If two-time defending beach volleyball gold medalists Kerri Walsh Jennings and Misty May-Treanor make it three in a row, it's not their physical dominance that will carry them through their toughest Olympic competition yet. It's couch time.
For the past six months, Walsh Jennings (no hyphen yet -- she has yet to officially change her last name, but when she does, Walsh will become her middle name) and May-Treanor have been working with a sports psychologist to explore what was keeping them from winning tournaments and to rebalance their chemistry.
"Last year was a great season, all in all," Walsh Jennings said after defeating Marleen Van Iersel and Sanne Keizer of the Netherlands 21-13, 21-12 in Saturday night's round of 16. "We had two really tough injuries to deal with, took two years off and played with new teams. This year, we've been in a funk and it was all mental. We worked so hard to get through that and get to the heart of the matter. We let go of so much baggage. It's sports psychology at its finest."
That Walsh Jennings is so open about the struggles she and May-Treanor have experienced since partnering up again, and their work with a sports psychologist, speaks as much to their openness as it does to the prevalence of sports psychologists in today's locker rooms.
"There is a lot of heart involved in what we do," Walsh Jennings said. "Being good spiritually and emotionally and physically is so important, and that's where we're at. That is why we are playing the way we are right now."
After winning their second Olympic gold medal in Beijing, Walsh Jennings took time off to have two children -- sons Joseph and Sundance -- and May-Treanor was sidelined with a torn Achilles suffered during a practice session on "Dancing With the Stars."
At various times, both Walsh Jennings and May-Treanor partnered with Nicole Branagh but eventually decided to pair up again in 2011 and make a run at another Olympic title.
But this road has been the bumpiest.
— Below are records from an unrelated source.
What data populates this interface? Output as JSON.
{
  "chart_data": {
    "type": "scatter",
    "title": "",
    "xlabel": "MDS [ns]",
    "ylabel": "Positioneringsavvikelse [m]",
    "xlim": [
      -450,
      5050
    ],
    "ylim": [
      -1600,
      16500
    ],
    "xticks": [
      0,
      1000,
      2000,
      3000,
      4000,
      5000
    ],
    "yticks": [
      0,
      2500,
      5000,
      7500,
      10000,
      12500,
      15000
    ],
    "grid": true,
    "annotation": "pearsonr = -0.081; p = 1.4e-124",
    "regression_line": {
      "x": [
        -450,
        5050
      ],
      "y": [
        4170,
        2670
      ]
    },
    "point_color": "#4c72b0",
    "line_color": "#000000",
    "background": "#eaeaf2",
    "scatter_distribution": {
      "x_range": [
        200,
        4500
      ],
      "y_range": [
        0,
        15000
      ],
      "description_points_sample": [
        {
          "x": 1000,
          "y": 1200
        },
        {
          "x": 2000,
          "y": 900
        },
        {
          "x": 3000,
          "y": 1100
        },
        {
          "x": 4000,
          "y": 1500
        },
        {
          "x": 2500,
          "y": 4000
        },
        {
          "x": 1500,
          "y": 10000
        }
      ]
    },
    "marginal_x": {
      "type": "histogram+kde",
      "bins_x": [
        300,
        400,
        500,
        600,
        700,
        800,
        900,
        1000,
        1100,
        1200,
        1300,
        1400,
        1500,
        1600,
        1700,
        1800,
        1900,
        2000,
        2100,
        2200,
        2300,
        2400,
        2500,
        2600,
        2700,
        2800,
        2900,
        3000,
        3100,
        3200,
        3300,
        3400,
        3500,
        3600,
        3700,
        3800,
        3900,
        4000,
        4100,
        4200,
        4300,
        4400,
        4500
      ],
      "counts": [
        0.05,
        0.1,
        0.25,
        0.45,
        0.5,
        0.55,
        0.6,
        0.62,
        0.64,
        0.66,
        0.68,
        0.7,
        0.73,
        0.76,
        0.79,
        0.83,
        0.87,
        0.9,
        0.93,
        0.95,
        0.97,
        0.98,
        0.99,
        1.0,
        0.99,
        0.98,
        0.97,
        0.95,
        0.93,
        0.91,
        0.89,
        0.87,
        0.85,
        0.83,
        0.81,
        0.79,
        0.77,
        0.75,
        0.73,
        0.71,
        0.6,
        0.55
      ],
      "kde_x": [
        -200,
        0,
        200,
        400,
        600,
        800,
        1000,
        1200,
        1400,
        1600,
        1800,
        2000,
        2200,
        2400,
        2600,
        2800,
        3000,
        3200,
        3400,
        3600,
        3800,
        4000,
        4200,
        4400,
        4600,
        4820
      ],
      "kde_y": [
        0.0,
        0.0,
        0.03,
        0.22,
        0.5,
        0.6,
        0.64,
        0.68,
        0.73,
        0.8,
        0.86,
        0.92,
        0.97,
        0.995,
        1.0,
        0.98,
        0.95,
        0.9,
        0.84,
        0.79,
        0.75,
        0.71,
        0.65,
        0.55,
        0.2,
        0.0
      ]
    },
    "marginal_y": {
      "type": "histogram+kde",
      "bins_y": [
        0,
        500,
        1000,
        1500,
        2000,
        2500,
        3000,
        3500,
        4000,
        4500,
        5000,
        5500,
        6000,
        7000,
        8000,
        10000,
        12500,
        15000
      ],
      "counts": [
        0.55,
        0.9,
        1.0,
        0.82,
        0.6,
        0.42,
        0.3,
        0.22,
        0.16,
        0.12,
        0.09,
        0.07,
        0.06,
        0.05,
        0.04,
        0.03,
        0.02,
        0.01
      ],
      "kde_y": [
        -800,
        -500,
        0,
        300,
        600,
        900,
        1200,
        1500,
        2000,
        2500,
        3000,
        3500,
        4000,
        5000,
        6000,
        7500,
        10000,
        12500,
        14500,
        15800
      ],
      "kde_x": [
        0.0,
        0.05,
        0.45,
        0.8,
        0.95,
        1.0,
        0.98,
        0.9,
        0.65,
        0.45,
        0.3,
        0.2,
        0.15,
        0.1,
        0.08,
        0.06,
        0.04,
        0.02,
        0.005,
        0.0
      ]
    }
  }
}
They returned to competition as a team in 2011 and felt that the chemistry and skill level was still there, but their confidence was lacking. And the game had changed. They no longer were the dominant force they were used to being.
"We had what is special about us right away, which is the love and respect and the work ethic," Walsh Jennings said. "As far as being great right away, absolutely not. We had four silvers last year. That was a gross, gross year."
This year has been just as up-and-down, but while Walsh Jennings said their play has made her "want to throw up," the goal was always to peak during the Olympics.
"It was more the mental conditioning we had to get back than the physical, and that's harder, way harder," she said, explaining that the game became more physical, from harder serves to pounding blocks, while they were away. "It takes time to create that flow again, especially when things changed so much in our two years off."
In that time, the field grew deeper, and that is evident here in London. This will be the hardest test of their Olympic careers.
"I think if you look at our road compared to everyone else, we have the most challenging road. We had that in [the] world championships and we let that one slip away. We're not going to let that happen."